Spójrzmy na powyższy przykład. Co od razu tu widać? 2 godziny oglądania telewizji i 45 minut przeglądania maili! Czyli uświadomisz sobie na do dokładnie tracisz czas. Oczywiście, jeśli boisz się prawdy, nie zrobisz tego ćwiczenia sumiennie… 🙂 Ale jeśli chcesz więcej spełnienia od życia, to po prostu to zrób, inaczej nic się nie zmieni.

Teraz druga część ćwiczenia powiązana z pierwszą. Czyli zmiana nawyków.

Oczywiście to tylko wstęp do zmiany. Jak już zobaczysz na własne oczy, gdzie czas przecieka Ci przez palce, wymyśl, jak to możesz zmienić i zapisz sobie na kartce obok. Najlepiej jako kontrakcję do konkretnego zmarnowanego czasu.

Na przykład:

Oglądanie telewizji po pracy przez 2 godziny -> zmieniam na wyjście ze znajomymi pojeździć na sankach 🙂 .

Oczywiście samo zapisanie tego da Tobie niewiele, chociaż jest to już coś na początek, bo jest to deklaracją chęci zmiany.

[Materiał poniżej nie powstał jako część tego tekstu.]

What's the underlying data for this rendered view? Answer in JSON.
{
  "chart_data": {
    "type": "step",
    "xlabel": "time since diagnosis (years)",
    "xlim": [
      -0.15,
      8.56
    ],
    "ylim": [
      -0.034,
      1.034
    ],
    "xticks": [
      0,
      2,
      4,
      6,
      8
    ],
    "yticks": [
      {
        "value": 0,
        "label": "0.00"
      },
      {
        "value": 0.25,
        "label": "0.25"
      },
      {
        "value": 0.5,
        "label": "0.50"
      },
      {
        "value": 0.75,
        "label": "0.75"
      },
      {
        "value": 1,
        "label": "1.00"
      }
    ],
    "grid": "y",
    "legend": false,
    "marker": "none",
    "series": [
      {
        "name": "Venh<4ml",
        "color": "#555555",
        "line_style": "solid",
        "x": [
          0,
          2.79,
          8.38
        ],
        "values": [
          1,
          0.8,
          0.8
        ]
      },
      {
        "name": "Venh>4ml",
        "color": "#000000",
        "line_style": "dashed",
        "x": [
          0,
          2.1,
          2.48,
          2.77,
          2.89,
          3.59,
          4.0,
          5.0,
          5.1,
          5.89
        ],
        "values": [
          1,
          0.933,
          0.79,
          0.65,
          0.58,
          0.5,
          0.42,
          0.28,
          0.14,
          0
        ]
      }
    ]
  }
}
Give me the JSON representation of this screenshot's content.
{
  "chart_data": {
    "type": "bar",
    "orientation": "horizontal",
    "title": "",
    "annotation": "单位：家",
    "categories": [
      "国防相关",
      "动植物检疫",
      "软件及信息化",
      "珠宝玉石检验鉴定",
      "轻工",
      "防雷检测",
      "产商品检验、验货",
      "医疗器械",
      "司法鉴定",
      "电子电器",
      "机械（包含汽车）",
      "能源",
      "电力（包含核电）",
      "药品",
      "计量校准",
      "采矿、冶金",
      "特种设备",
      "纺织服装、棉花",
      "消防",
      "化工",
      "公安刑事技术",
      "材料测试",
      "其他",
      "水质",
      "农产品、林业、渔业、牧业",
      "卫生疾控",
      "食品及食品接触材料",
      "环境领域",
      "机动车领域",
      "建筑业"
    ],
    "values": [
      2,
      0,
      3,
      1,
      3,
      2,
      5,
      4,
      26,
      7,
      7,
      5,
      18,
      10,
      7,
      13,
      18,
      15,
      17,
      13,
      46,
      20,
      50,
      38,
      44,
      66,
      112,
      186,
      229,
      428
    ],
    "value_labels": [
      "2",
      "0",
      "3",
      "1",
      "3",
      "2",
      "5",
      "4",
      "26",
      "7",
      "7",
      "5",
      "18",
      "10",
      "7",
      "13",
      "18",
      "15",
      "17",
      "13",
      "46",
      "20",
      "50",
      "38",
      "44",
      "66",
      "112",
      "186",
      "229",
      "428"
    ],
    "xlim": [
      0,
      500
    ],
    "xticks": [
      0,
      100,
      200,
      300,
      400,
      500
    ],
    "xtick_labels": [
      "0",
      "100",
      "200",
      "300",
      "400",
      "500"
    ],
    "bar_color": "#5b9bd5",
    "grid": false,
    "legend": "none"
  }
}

Po wyobrażeniu sobie ewentualnych zmian w Twoich rytuałach staraj się jak najczęściej robić to, co zapisałeś/zapisałaś i nie dać się starym nawykom. Wymyślaj nowe, które są dla Ciebie korzystne. Jeśli znudzi Ci się jeżdżenie na sankach lub zniknie śnieg 🙂 wymyśl inne zadania, kto wie, może to pisanie książki przed snem przeniesiesz na 16.00 po przyjściu z pracy? 🙂 Na tym właśnie polega przemiana, z każdym dniem zaczynasz uczyć się coraz lepiej zarządzać swoim czasem i energią… Ale o tym kiedyś indziej.

Zmiana jest dość długim procesem i jest dużo do opisania, więc jeden post nie rozwiąże problemu, ale to jedno ćwiczenie może bardzo Tobie pomóc. Mi pomogło i dlatego się dziś nim z Tobą dzielę. Mam nadzieję, że skorzystasz na tym.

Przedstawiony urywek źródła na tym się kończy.